In our own country, the Environmental Protection Agency is one such group that has initiatives to try to reduce some of these negative externalities. They have an Economic Justice Initiative. And you can see that Economic Justice is one of your key terms. It's the idea that all people, regardless of geographical location, race, gender, and national identity should be conferred basic quality of life rights. And it includes fair pay, housing, access to medical care, education, among other characteristics like environmental protection.
So I'm not going to read this whole thing to you, but I did go to the Environmental Protection Agency's website-- you can access it here, this is the link-- to their Environmental Justice Initiative. And you can see that they are taking steps to try to make sure that people all have equal access to a healthy environment in our own country.
But due to growing awareness of anthropomorphic, or man made climate change, nations worldwide are starting to come together to discuss plans. Mitigation is all about modifying activities to reduce further emissions and climate changing behaviors. So to try to stop any further damage from occurring. But M is about actually developing infrastructure to keep people safe from the more volatile climates that we're exposed to because of the climate change.
The Copenhagen Consensus is one of these organizations. And it's a nonprofit organization that commissioned a panel of five economists. Four of them are Nobel laureates, actually. So these are very, very well known economists. And again, I'm not going to read you the whole thing here. But if you go to their website, this link, you can see that basically they're saying we turned to scientists to look at this issue of global warming, but now we need a policy response. And so they put together this panel of economists who are trying to outline the costs and benefits of each way to respond to global warming.
Then we have the United Nations IPCC, or Intergovernmental Panel on Climate Change. And this a global organization who focuses on the impact of climate change. It was established in 1988 by the UN, and it includes 2,000 scientists and researchers. Previously, they were pretty conservative on their stances. But their chairperson has been recently more vocal in basically saying look, yeah, carbon emissions need to be reduced.

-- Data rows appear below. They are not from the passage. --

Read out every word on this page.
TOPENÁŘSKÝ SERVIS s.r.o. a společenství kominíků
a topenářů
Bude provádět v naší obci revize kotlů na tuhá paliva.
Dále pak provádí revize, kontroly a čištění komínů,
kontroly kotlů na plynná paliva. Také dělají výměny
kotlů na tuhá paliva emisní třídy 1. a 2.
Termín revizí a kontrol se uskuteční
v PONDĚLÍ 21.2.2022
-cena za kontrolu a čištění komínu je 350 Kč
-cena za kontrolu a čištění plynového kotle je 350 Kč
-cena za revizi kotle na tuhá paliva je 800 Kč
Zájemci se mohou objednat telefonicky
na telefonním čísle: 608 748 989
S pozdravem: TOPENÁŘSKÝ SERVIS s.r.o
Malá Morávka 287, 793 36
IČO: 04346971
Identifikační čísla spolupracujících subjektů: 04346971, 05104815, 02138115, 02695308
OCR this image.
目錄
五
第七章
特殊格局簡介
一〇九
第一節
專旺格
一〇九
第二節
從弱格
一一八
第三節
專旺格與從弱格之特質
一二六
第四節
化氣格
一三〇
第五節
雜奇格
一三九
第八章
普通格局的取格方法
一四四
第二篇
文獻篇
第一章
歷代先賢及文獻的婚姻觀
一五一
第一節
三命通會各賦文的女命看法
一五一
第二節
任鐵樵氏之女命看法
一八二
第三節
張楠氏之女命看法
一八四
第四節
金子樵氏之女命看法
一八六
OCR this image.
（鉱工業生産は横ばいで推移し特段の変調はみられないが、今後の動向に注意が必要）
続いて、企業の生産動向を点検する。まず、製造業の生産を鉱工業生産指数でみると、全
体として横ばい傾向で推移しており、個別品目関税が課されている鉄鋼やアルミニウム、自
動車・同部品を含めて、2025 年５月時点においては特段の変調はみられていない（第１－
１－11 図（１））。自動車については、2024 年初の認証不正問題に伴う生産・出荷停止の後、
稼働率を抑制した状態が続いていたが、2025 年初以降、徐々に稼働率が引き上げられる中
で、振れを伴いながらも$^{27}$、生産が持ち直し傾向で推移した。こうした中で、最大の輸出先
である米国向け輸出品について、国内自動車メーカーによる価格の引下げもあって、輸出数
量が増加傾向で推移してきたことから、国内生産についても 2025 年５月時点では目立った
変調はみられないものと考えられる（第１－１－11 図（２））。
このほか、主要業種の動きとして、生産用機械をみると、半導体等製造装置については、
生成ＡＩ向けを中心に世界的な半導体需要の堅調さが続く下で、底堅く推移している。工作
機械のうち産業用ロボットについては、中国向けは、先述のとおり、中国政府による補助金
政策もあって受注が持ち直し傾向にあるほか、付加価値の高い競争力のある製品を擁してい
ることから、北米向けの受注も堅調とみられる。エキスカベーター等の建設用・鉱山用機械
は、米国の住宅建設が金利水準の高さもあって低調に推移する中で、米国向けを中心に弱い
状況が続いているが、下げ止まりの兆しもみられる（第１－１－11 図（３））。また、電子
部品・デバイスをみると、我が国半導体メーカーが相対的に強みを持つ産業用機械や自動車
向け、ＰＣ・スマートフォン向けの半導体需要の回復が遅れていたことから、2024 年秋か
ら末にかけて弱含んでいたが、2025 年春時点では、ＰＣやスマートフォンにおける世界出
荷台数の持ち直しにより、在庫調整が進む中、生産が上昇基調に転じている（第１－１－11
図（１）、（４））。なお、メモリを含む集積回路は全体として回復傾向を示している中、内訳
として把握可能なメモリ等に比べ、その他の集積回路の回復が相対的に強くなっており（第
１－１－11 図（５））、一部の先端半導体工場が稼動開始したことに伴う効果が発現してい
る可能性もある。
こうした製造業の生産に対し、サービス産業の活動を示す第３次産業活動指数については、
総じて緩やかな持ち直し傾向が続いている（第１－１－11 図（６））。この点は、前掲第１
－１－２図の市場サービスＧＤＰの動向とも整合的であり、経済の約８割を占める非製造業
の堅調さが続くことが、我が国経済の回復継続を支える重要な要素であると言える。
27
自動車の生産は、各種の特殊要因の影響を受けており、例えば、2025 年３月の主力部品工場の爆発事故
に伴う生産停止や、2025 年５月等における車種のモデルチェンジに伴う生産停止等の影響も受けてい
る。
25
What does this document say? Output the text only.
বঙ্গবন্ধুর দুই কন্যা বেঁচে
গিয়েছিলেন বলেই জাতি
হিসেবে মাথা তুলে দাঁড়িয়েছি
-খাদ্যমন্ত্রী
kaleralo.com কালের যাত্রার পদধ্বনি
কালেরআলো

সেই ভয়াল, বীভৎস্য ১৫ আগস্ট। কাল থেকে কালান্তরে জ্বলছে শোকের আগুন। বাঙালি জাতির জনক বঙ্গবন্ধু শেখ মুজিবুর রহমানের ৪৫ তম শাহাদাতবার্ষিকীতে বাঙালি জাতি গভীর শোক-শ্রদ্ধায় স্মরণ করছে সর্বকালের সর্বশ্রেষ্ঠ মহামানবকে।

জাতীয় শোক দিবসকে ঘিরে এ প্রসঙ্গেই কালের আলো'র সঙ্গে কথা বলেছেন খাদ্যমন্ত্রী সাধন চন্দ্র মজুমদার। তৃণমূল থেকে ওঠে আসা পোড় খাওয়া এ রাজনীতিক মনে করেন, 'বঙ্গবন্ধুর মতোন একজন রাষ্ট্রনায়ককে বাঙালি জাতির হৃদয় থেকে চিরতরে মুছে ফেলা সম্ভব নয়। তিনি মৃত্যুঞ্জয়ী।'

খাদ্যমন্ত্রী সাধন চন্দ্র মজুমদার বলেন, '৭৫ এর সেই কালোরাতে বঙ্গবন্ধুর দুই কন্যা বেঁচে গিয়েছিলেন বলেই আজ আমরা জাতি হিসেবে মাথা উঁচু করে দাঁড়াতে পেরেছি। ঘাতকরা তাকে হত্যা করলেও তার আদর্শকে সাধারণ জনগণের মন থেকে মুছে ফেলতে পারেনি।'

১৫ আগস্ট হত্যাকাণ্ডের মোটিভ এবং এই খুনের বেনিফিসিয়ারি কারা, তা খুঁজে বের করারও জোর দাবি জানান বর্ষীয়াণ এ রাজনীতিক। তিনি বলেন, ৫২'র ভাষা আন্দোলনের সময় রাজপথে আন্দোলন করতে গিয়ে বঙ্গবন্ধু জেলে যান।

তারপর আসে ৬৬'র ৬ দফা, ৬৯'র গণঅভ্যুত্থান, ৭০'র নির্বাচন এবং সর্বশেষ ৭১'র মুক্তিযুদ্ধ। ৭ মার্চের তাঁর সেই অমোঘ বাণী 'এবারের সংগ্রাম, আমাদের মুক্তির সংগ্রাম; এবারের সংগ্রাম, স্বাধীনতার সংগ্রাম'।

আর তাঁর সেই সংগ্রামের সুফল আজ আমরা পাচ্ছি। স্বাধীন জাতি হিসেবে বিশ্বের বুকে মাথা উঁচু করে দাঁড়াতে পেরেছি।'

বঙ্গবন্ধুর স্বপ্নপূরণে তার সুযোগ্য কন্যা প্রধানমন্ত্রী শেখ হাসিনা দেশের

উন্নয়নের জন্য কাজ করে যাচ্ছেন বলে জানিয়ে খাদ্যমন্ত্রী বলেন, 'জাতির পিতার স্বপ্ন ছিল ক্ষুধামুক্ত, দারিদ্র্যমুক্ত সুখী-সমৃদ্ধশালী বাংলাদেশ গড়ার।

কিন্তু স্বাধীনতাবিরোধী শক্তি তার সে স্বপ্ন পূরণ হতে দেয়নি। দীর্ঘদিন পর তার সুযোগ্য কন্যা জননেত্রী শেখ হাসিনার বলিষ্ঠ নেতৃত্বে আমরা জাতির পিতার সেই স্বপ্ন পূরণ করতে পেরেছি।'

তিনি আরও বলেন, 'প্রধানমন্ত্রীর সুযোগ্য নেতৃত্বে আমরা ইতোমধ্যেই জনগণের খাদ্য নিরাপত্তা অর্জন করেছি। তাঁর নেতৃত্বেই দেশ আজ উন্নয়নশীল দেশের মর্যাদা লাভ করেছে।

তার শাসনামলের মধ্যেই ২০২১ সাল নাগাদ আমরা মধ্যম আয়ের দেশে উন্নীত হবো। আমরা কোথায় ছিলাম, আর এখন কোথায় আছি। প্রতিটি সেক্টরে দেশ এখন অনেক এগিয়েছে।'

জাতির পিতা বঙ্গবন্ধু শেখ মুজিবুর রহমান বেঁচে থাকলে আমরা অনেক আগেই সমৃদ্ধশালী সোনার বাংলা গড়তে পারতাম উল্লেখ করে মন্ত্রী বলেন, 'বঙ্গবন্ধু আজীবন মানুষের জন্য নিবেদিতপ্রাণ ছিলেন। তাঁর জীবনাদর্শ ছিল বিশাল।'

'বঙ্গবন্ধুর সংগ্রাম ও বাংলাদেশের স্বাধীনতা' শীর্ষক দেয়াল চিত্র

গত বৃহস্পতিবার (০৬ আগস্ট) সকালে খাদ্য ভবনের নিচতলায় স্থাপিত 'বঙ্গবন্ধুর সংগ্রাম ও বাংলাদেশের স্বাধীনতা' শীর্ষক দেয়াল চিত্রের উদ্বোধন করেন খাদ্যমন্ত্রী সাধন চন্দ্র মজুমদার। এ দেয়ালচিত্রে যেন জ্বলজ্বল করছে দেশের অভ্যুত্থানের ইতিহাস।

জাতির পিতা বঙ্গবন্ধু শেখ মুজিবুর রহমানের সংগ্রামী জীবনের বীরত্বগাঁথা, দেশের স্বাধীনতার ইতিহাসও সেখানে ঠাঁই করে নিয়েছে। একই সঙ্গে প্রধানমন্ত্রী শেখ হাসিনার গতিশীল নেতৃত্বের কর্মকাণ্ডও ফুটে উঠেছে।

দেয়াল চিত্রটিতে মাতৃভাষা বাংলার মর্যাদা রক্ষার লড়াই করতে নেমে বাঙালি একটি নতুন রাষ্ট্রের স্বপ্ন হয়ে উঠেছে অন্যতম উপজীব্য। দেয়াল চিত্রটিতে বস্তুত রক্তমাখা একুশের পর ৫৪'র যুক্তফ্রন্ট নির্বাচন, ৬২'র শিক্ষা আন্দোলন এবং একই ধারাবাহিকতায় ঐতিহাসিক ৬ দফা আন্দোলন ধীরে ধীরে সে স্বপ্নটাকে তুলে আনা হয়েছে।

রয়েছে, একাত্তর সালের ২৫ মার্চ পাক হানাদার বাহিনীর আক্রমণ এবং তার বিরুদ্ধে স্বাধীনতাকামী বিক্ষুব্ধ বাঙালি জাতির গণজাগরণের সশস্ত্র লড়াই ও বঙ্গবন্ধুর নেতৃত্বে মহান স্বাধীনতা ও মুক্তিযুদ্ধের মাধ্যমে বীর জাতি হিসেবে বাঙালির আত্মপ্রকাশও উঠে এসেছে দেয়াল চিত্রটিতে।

And that's in response to this man, Doctor James Henson, back in 1988 testified before Congress about very dangerous carbon levels and their impact on nonreversible climate change. And back then, he set a threshold for what would be beyond dangerous, basically. In mid 2013, unfortunately, it was exceeded. And so that's why the IPCC has come out and basically been more vocal about this.
Consequently in 2007, the IPCC and former US Vice President Al Gore won the Nobel Peace Prize for their efforts to increase knowledge on climate change and to start to establish a framework for what can be done to counteract it. The UNFCCC is the United Nations Framework Convention on Climate Change. And really, it started as an environmental treaty signed in 1992 on greenhouse gas emissions.
It was not a binding, or it set no limits, but it did provide a framework for negotiating future treaties. The 1997 Kyoto protocol is the most well known and most recent. And the UN members who signed this make up the COP, or Conferences of the Parties. And it has been in a couple of phases here-- binding obligations to reduce emissions. They meet annually to talk about it.
The US does attend, but isn't a formal number. And we did not sign the protocol, and we have not committed to climate change reductions. Why not? Cost, cost, cost. It would require adopting new production techniques which are more expensive than our current methods.